Accompagner les leaders face à l’incivilitépar Rachel Ouellette, PCC
Le 18 mars dernier, ICF Québec a eu le grand plaisir d’accueillir Rémi Labelle-Deraspe, professeur adjoint à l’École de gestion de l’Université de Sherbrooke et spécialiste des dynamiques de respect au travail.
Lors du webinaire intitulé « Incivilité : aider les leaders à la détecter…pour mieux la prévenir et la désamorcer », le professeur Labelle-Deraspe a présenté un regard à la fois rigoureux et accessible sur ce phénomène, tout en partageant des repères pratiques pour aider les leaders — et les coachs qui les soutiennent — à naviguer dans la prévention et la gestion de l’incivilité au travail.
Comprendre l’incivilité : un phénomène discret, mais répandu
Le conférencier a mis en lumière le fait que l’incivilité est aujourd’hui la forme de mauvais traitement interpersonnel la plus fréquente en milieu de travail, bien qu’elle reste souvent sous-estimée et méconnue. Contrairement au harcèlement ou à la discrimination, elle se manifeste par des gestes ou des paroles souvent de faible intensité, parfois perçus comme anodins, mais qui enfreignent les règles implicites associées au respect et peuvent miner le climat organisationnel.
Ces gestes peuvent prendre différentes formes telles que : interrompre un collègue, omettre volontairement de l’inviter à une réunion, ignorer un courriel, retenir de l’information importante, ne pas reconnaître une contribution, exclure quelqu’un d’une communication ou d’une opportunité ou formuler des commentaires déplacés. Pris isolément, ces gestes peuvent sembler mineurs, mais lorsqu’ils sont répétés, ils peuvent avoir des effets destructeurs.
Rémi Labelle-Deraspe a placé l’incivilité dans un continuum de comportements organisationnels : elle constitue la partie immergée à la base de l’iceberg, moins visible que les formes explicites de violence ou de discrimination, mais beaucoup plus fréquente et insidieuse.
Contextes propices à l’incivilité
Le conférencier a rappelé que l’incivilité s’inscrit aussi dans des dynamiques organisationnelles plus larges. Les environnements hiérarchisés, les cultures axées sur la performance ou les milieux marqués par des rapports de pouvoir favorisent son émergence et sa banalisation. Dans ces contextes, certains comportements irrespectueux peuvent être tolérés au nom de l’efficacité, reléguant le respect aux oubliettes.
Le professeur Labelle-Deraspe a aussi rappelé que certaines populations, notamment les personnes issues de groupes minoritaires, sont plus exposées à ces gestes en raison de biais implicites ou de stéréotypes persistants.
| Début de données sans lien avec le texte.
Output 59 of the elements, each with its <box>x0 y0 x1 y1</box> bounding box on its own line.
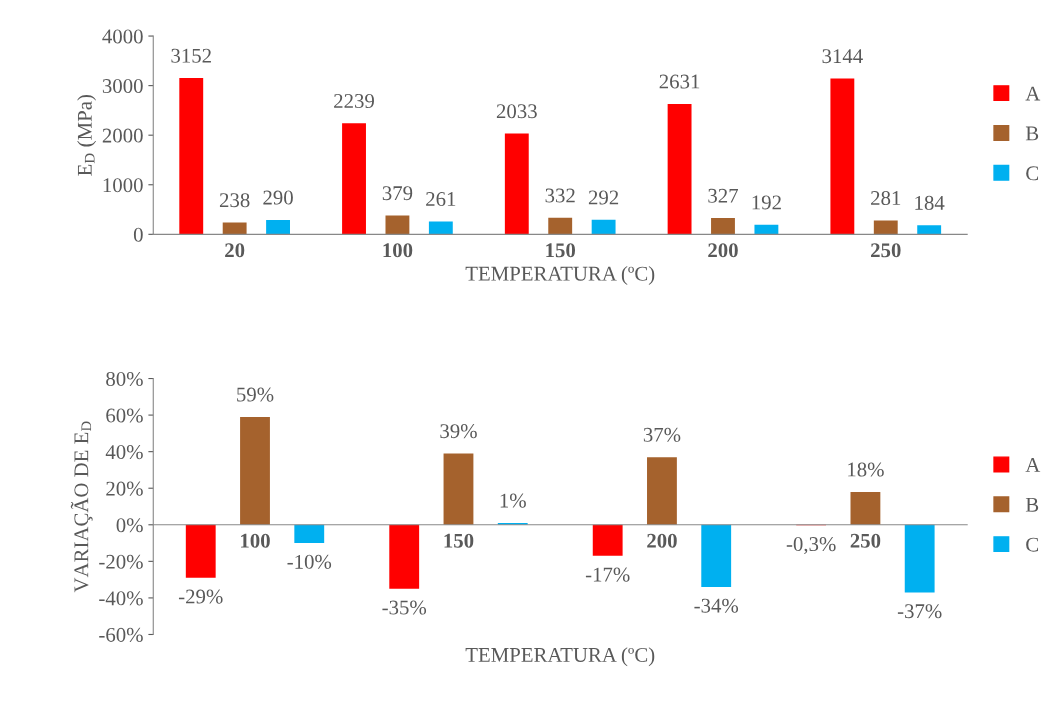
data-label: 332 <box>545 188 575 203</box>
data-label: 2033 <box>496 104 537 119</box>
legend-label: C <box>1026 537 1039 552</box>
data-label: 290 <box>263 190 293 205</box>
y-tick-label: 0 <box>133 227 143 242</box>
y-tick-label: -40% <box>99 591 143 606</box>
data-label: 281 <box>871 190 901 206</box>
y-tick-label: 40% <box>105 445 143 460</box>
x-tick-label: 200 <box>708 243 738 258</box>
data-label: 37% <box>643 427 681 442</box>
y-tick-label: 20% <box>106 481 143 496</box>
x-tick-label: 250 <box>850 533 881 548</box>
data-label: 39% <box>440 424 477 439</box>
x-tick-label: 20 <box>225 243 245 258</box>
legend-label: B <box>1025 497 1039 512</box>
data-label: -10% <box>287 554 332 569</box>
data-label: -37% <box>897 604 942 619</box>
data-label: 184 <box>915 195 945 210</box>
legend-label: A <box>1025 86 1041 101</box>
x-axis-title: TEMPERATURA (ºC) <box>465 647 655 667</box>
y-tick-label: 3000 <box>102 78 143 94</box>
x-tick-label: 250 <box>871 243 901 258</box>
data-label: 192 <box>752 195 781 210</box>
x-tick-label: 200 <box>647 533 677 548</box>
data-label: -35% <box>382 600 427 615</box>
data-label: 379 <box>382 186 413 201</box>
x-tick-label: 150 <box>546 243 576 258</box>
y-tick-label: -20% <box>99 554 143 569</box>
data-label: 18% <box>848 462 884 477</box>
data-label: 261 <box>426 192 456 207</box>
y-tick-label: 0% <box>116 518 143 533</box>
x-tick-label: 100 <box>383 243 413 258</box>
data-label: -29% <box>178 589 223 604</box>
data-label: -0,3% <box>786 537 836 555</box>
y-tick-label: 4000 <box>102 29 143 44</box>
x-tick-label: 100 <box>241 533 270 548</box>
x-axis-title: TEMPERATURA (ºC) <box>465 266 655 285</box>
data-label: -34% <box>694 598 739 613</box>
data-label: 59% <box>237 387 274 402</box>
data-label: 238 <box>219 193 250 208</box>
x-tick-label: 150 <box>444 533 474 548</box>
y-tick-label: 60% <box>106 408 143 423</box>
data-label: 292 <box>588 190 619 205</box>
y-tick-label: -60% <box>99 627 143 642</box>
data-label: 1% <box>500 493 526 508</box>
y-tick-label: 80% <box>106 371 143 387</box>
data-label: 327 <box>708 188 739 203</box>
data-label: 2631 <box>659 74 700 89</box>
data-label: -17% <box>585 567 630 582</box>
legend-label: A <box>1025 457 1041 472</box>
y-tick-label: 2000 <box>102 128 143 143</box>
y-axis-title: E$_{D}$ (MPa) <box>77 95 97 176</box>
data-label: 3144 <box>822 49 863 64</box>
y-axis-title: VARIAÇÃO DE E$_{D}$ <box>70 421 93 593</box>
y-tick-label: 1000 <box>103 178 143 193</box>
data-label: 2239 <box>334 94 375 108</box>
legend-label: C <box>1026 166 1039 181</box>
data-label: 3152 <box>171 48 211 63</box>
legend-label: B <box>1025 126 1039 141</box>
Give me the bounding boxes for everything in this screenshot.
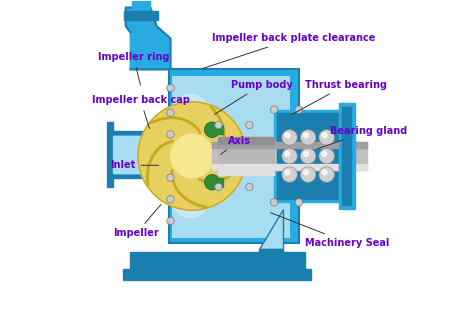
- Polygon shape: [138, 102, 246, 210]
- Text: Impeller back plate clearance: Impeller back plate clearance: [202, 33, 375, 69]
- Text: Axis: Axis: [221, 135, 251, 154]
- Text: Impeller: Impeller: [113, 204, 161, 238]
- Polygon shape: [219, 168, 274, 174]
- Circle shape: [246, 121, 253, 129]
- Circle shape: [322, 133, 327, 138]
- Circle shape: [295, 199, 302, 206]
- Polygon shape: [130, 252, 305, 271]
- Circle shape: [322, 170, 327, 175]
- Circle shape: [282, 167, 297, 182]
- Circle shape: [303, 133, 309, 138]
- Circle shape: [167, 84, 174, 92]
- Text: Machinery Seal: Machinery Seal: [271, 213, 390, 248]
- Polygon shape: [212, 142, 367, 170]
- Polygon shape: [206, 178, 223, 187]
- Circle shape: [282, 130, 297, 145]
- Polygon shape: [107, 122, 113, 187]
- Circle shape: [301, 130, 316, 145]
- Circle shape: [167, 109, 174, 116]
- Text: Bearing gland: Bearing gland: [317, 126, 407, 149]
- Text: Inlet: Inlet: [110, 160, 158, 170]
- Polygon shape: [339, 104, 355, 208]
- Polygon shape: [274, 110, 342, 202]
- Text: Impeller ring: Impeller ring: [98, 52, 169, 85]
- Polygon shape: [124, 11, 158, 20]
- Circle shape: [282, 148, 297, 164]
- Circle shape: [303, 151, 309, 156]
- Circle shape: [319, 130, 334, 145]
- Circle shape: [246, 183, 253, 191]
- Circle shape: [285, 133, 290, 138]
- Polygon shape: [113, 136, 169, 173]
- Polygon shape: [219, 138, 274, 144]
- Polygon shape: [132, 1, 150, 17]
- Polygon shape: [123, 269, 311, 280]
- Text: Thrust bearing: Thrust bearing: [292, 80, 387, 115]
- Circle shape: [303, 170, 309, 175]
- Text: Pump body: Pump body: [215, 80, 292, 114]
- Polygon shape: [259, 208, 283, 249]
- Circle shape: [167, 131, 174, 138]
- Polygon shape: [219, 138, 274, 174]
- FancyBboxPatch shape: [172, 76, 290, 238]
- Circle shape: [319, 167, 334, 182]
- Polygon shape: [109, 131, 172, 134]
- Circle shape: [319, 148, 334, 164]
- Polygon shape: [212, 142, 367, 148]
- Circle shape: [215, 183, 222, 191]
- Polygon shape: [110, 134, 169, 174]
- Ellipse shape: [160, 94, 221, 218]
- Polygon shape: [126, 7, 171, 69]
- Polygon shape: [259, 249, 283, 267]
- Circle shape: [167, 174, 174, 181]
- Circle shape: [285, 170, 290, 175]
- Circle shape: [301, 167, 316, 182]
- Polygon shape: [277, 113, 339, 199]
- Circle shape: [167, 217, 174, 225]
- Circle shape: [301, 148, 316, 164]
- Polygon shape: [109, 174, 172, 178]
- Circle shape: [270, 106, 278, 113]
- Polygon shape: [171, 134, 214, 178]
- Circle shape: [270, 199, 278, 206]
- Circle shape: [295, 106, 302, 113]
- Text: Impeller back cap: Impeller back cap: [91, 95, 190, 129]
- Polygon shape: [206, 125, 223, 134]
- FancyBboxPatch shape: [169, 69, 299, 243]
- Circle shape: [285, 151, 290, 156]
- Polygon shape: [342, 106, 351, 206]
- Circle shape: [322, 151, 327, 156]
- Polygon shape: [212, 164, 367, 170]
- Circle shape: [215, 121, 222, 129]
- Circle shape: [167, 196, 174, 203]
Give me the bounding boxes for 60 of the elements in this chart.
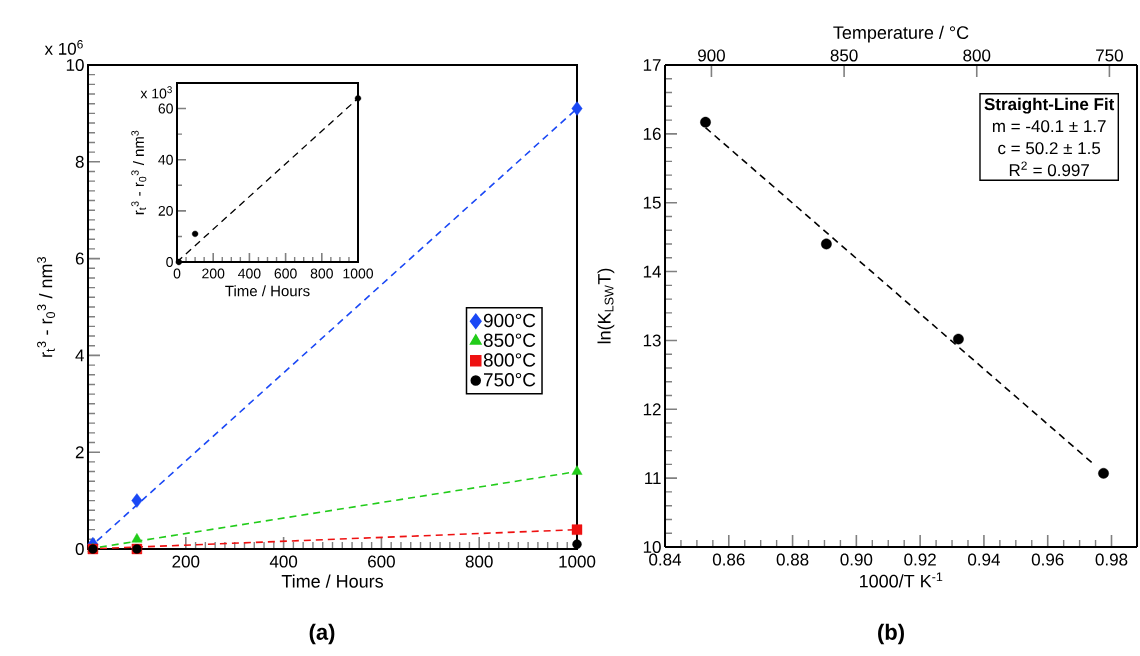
x2-tick-label: 900 [698,49,725,62]
annotation: R$^{2}$ = 0.997 [1009,161,1089,177]
x-tick-label: 0.88 [776,553,809,566]
x-tick-label: 800 [310,268,333,279]
y-tick-label: 12 [643,403,661,416]
y-axis-title: r$_{t}$$^{3}$ - r$_{0}$$^{3}$ / nm$^{3}$ [37,257,56,357]
y-tick-label: 14 [643,265,661,278]
y-tick-label: 0 [166,257,173,267]
y-tick-label: 2 [75,446,84,459]
x-tick-label: 0.84 [649,553,682,566]
x-tick-label: 0.86 [712,553,745,566]
x-tick-label: 0.90 [840,553,873,566]
legend-label: 900°C [483,313,536,328]
y-tick-label: 4 [75,349,84,362]
x2-tick-label: 850 [830,49,858,62]
x2-tick-label: 750 [1096,49,1123,62]
x-axis-title: Time / Hours [281,574,384,588]
y-tick-label: 60 [158,103,173,114]
y-tick-label: 40 [158,154,173,165]
x-tick-label: 600 [274,268,297,279]
annotation: Straight-Line Fit [984,97,1115,114]
y-axis-title: ln(K$_{LSW}$T) [597,268,615,344]
x-axis-title: 1000/T K$^{-1}$ [860,572,943,588]
x-tick-label: 200 [202,268,225,279]
x2-axis-title: Temperature / °C [833,25,969,43]
y-tick-label: 10 [643,540,661,554]
x-tick-label: 800 [465,555,493,568]
x-tick-label: 600 [368,555,395,568]
text: x 10$^{6}$ [44,40,83,55]
legend-label: 800°C [483,353,536,367]
text: (a) [309,623,335,645]
legend-label: 850°C [483,333,536,347]
annotation: m = -40.1 ± 1.7 [992,120,1106,133]
x-tick-label: 1000 [343,268,374,279]
y-tick-label: 17 [643,59,661,71]
x-tick-label: 0.94 [968,553,1000,566]
x-tick-label: 0.96 [1031,553,1064,566]
y-tick-label: 13 [643,334,661,347]
y-tick-label: 6 [75,252,84,265]
x-tick-label: 400 [269,555,298,568]
y-tick-label: 20 [158,205,173,216]
y-tick-label: 8 [75,155,84,168]
x-tick-label: 200 [172,555,200,568]
legend-label: 750°C [483,373,536,387]
x-tick-label: 0 [173,268,181,279]
x2-tick-label: 800 [963,49,991,62]
text: (b) [878,623,904,645]
annotation: x 10$^{3}$ [140,86,172,99]
y-axis-title: r$_{t}$$^{3}$ - r$_{0}$$^{3}$ / nm$^{3}$ [131,130,147,215]
x-tick-label: 1000 [559,555,596,568]
y-tick-label: 10 [66,58,84,72]
y-tick-label: 16 [643,127,661,140]
x-tick-label: 400 [238,268,261,279]
y-tick-label: 15 [643,196,661,209]
y-tick-label: 0 [75,542,84,556]
x-tick-label: 0.92 [904,553,936,566]
x-axis-title: Time / Hours [225,285,310,297]
y-tick-label: 11 [645,472,661,484]
annotation: c = 50.2 ± 1.5 [998,142,1101,155]
x-tick-label: 0.98 [1095,553,1128,566]
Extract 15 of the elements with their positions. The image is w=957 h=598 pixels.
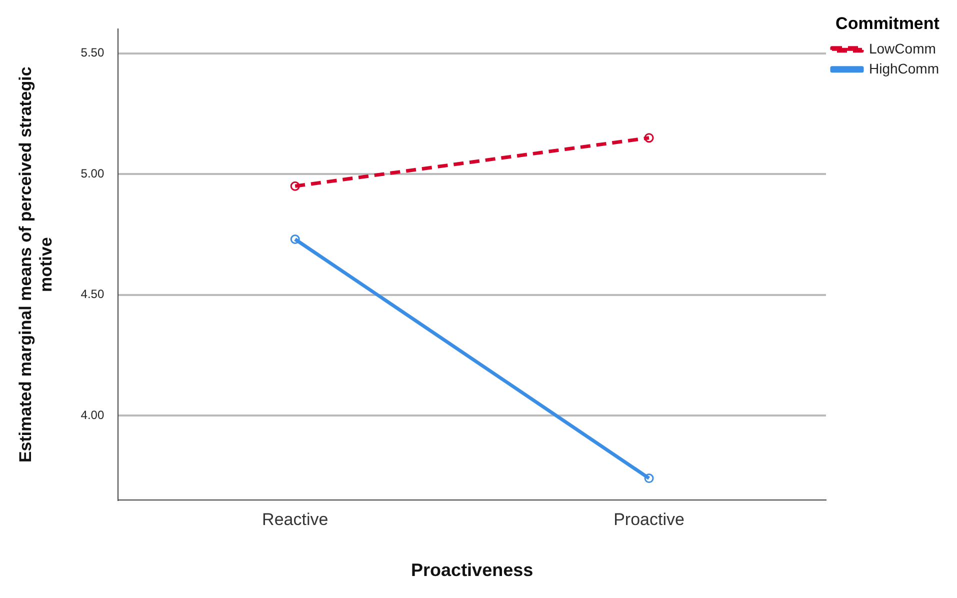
point <box>644 474 654 484</box>
y-tick-label: 4.00 <box>80 408 104 422</box>
point <box>290 234 300 244</box>
y-tick-label: 5.00 <box>80 166 104 180</box>
x-tick-label: Reactive <box>262 510 328 529</box>
legend-label: HighComm <box>868 60 939 76</box>
legend-label: LowComm <box>868 40 936 56</box>
x-axis-title: Proactiveness <box>411 560 534 580</box>
y-axis-title: Estimated marginal means of perceived strategic motive <box>16 66 56 463</box>
point <box>290 181 300 191</box>
x-tick-label: Proactive <box>614 510 684 529</box>
y-tick-label: 4.50 <box>80 287 104 302</box>
y-tick-label: 5.50 <box>80 46 104 60</box>
point <box>644 133 654 143</box>
legend-title: Commitment <box>836 14 940 34</box>
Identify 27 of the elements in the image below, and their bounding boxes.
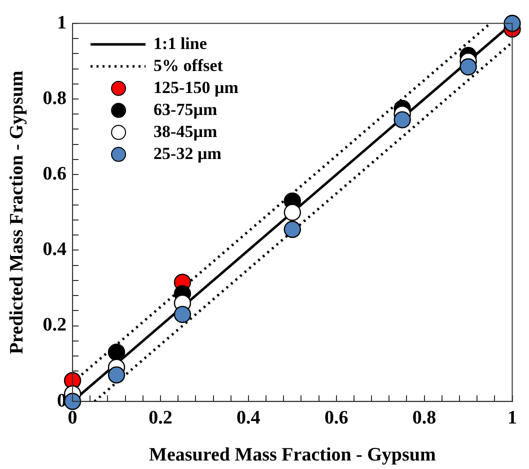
x-tick-label: 0.6 <box>324 408 348 429</box>
legend-label: 5% offset <box>154 56 224 75</box>
x-tick-label: 1 <box>508 408 517 429</box>
point <box>284 204 301 221</box>
point <box>284 220 301 238</box>
point <box>64 392 82 410</box>
point <box>460 58 477 76</box>
legend-label: 38-45µm <box>154 122 218 141</box>
point <box>108 366 126 384</box>
y-tick-label: 0.8 <box>42 88 67 109</box>
point <box>108 344 126 361</box>
point <box>504 14 521 32</box>
legend-label: 63-75µm <box>154 100 218 119</box>
y-tick-label: 0.4 <box>42 239 68 260</box>
y-tick-label: 0.6 <box>42 164 67 185</box>
y-tick-label: 0.2 <box>42 314 67 336</box>
x-tick-label: 0.8 <box>412 408 436 429</box>
y-axis-title: Predicted Mass Fraction - Gypsum <box>6 70 28 354</box>
legend-label: 25-32 µm <box>154 144 222 163</box>
y-tick-label: 1 <box>57 12 67 34</box>
legend-label: 1:1 line <box>154 34 208 53</box>
x-tick-label: 0.4 <box>236 408 261 429</box>
point <box>394 111 411 128</box>
x-tick-label: 0.2 <box>148 408 172 429</box>
legend-label: 125-150 µm <box>154 78 238 97</box>
x-axis-title: Measured Mass Fraction - Gypsum <box>149 444 436 466</box>
point <box>174 306 192 324</box>
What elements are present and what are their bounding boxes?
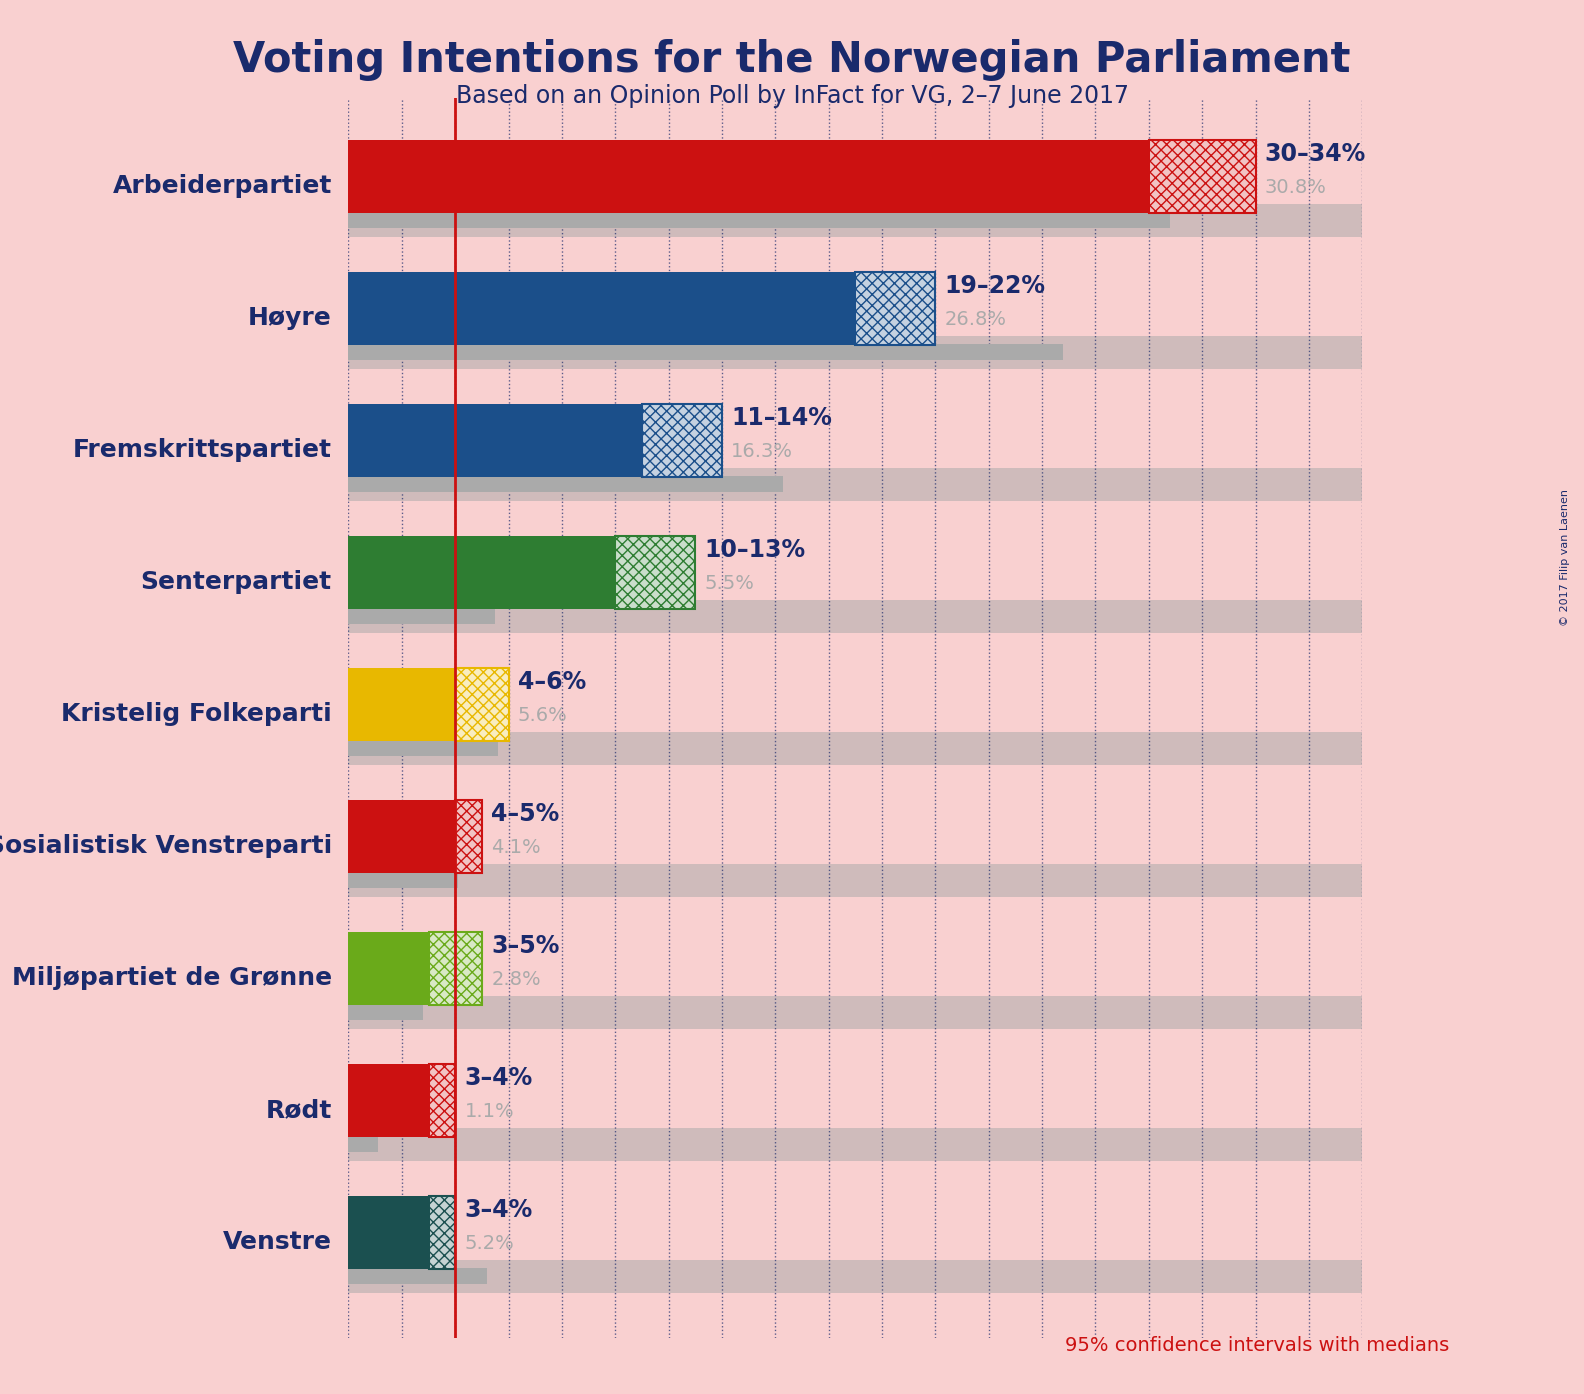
Bar xyxy=(348,864,1362,896)
Bar xyxy=(429,1065,455,1138)
Bar xyxy=(348,1004,423,1020)
Text: 3–5%: 3–5% xyxy=(491,934,559,958)
Text: 19–22%: 19–22% xyxy=(944,275,1045,298)
Text: 10–13%: 10–13% xyxy=(705,538,806,562)
Bar xyxy=(642,404,722,477)
Bar xyxy=(455,800,482,873)
Bar xyxy=(429,1065,455,1138)
Text: 30–34%: 30–34% xyxy=(1266,142,1365,166)
Bar xyxy=(348,477,784,492)
Bar xyxy=(348,1136,379,1151)
Bar xyxy=(455,668,508,742)
Bar xyxy=(348,1269,488,1284)
Bar xyxy=(1148,141,1256,213)
Text: 4–6%: 4–6% xyxy=(518,671,586,694)
Text: 4.1%: 4.1% xyxy=(491,838,540,857)
Bar xyxy=(348,1128,1362,1161)
Text: 95% confidence intervals with medians: 95% confidence intervals with medians xyxy=(1064,1335,1449,1355)
Text: 1.1%: 1.1% xyxy=(464,1101,515,1121)
Bar xyxy=(615,537,695,609)
Bar xyxy=(348,1260,1362,1292)
Bar xyxy=(348,336,1362,369)
Bar xyxy=(348,732,1362,765)
Text: 3–4%: 3–4% xyxy=(464,1199,532,1223)
Bar xyxy=(348,608,496,625)
Text: 2.8%: 2.8% xyxy=(491,970,540,988)
Text: 30.8%: 30.8% xyxy=(1266,178,1327,197)
Bar xyxy=(348,933,429,1005)
Bar xyxy=(455,800,482,873)
Bar xyxy=(429,1196,455,1269)
Bar xyxy=(348,404,642,477)
Bar xyxy=(348,537,615,609)
Text: © 2017 Filip van Laenen: © 2017 Filip van Laenen xyxy=(1560,489,1570,626)
Bar xyxy=(348,668,455,742)
Text: 3–4%: 3–4% xyxy=(464,1066,532,1090)
Text: Based on an Opinion Poll by InFact for VG, 2–7 June 2017: Based on an Opinion Poll by InFact for V… xyxy=(456,84,1128,107)
Bar xyxy=(348,740,497,756)
Bar xyxy=(348,468,1362,500)
Text: 5.6%: 5.6% xyxy=(518,705,567,725)
Text: 5.5%: 5.5% xyxy=(705,574,754,592)
Text: 11–14%: 11–14% xyxy=(732,406,832,431)
Bar xyxy=(348,272,855,346)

Cette dimension souligne l’importance pour les leaders et les professionnels de l’accompagnement de rester attentifs et vigilants.
Impacts sur les individus et l’organisation
Même lorsqu’elle est de faible intensité, l’incivilité peut entraîner des conséquences significatives pour les personnes et les équipes. Elle génère notamment du stress, du désengagement et une baisse de motivation, pouvant même mener certains employés à quitter l’organisation. Les témoins de ces gestes d’incivilité sont aussi affectés, ressentant malaise et fragilité dans leurs relations de travail.
Lorsqu’une organisation tolère de tels comportements, elle envoie le signal que le respect n’est pas valorisé, ce qui peut miner la cohésion et le climat de travail au sein des équipes. Sur le plan organisationnel, les impacts peuvent se traduire par une baisse de performance, un taux d’absentéisme plus élevé et des coûts liés à la perte de productivité.
Vers une culture de civilité
Le professeur Labelle-Deraspe a présenté plusieurs leviers pour soutenir les leaders confrontés à l’incivilité dans leurs organisations ou souhaitant la prévenir. Parmi ceux-ci : détecter les comportements subtils, clarifier et partager les attentes en matière de respect et encourager l’autoréflexion ainsi que l’ouverture dans les pratiques de gestion.
Il a souligné que la prévention de l’incivilité repose sur un effort collectif. Les leaders jouent un rôle central : donner l’exemple, intervenir avec discernement, reconnaître les contributions de chacun et soutenir les personnes ciblées par les gestes d’incivilité favorisent un climat de travail où le respect prévaut. Les gestes quotidiens — attention portée aux autres, reconnaissance des contributions, gestes de considération — renforcent ce climat et favorisent la construction d’une culture organisationnelle saine et inclusive.
Les coachs et les professionnels en ressources humaines peuvent accompagner ce processus en sensibilisant les leaders, en leur proposant des outils concrets et en soutenant la mise en œuvre de pratiques relationnelles cohérentes. Ensemble, les leaders et les professionnels qui les accompagnent jouent un rôle déterminant dans la création d’une culture de civilité et d’un environnement fondé sur le respect, la confiance et le bien-être de tous.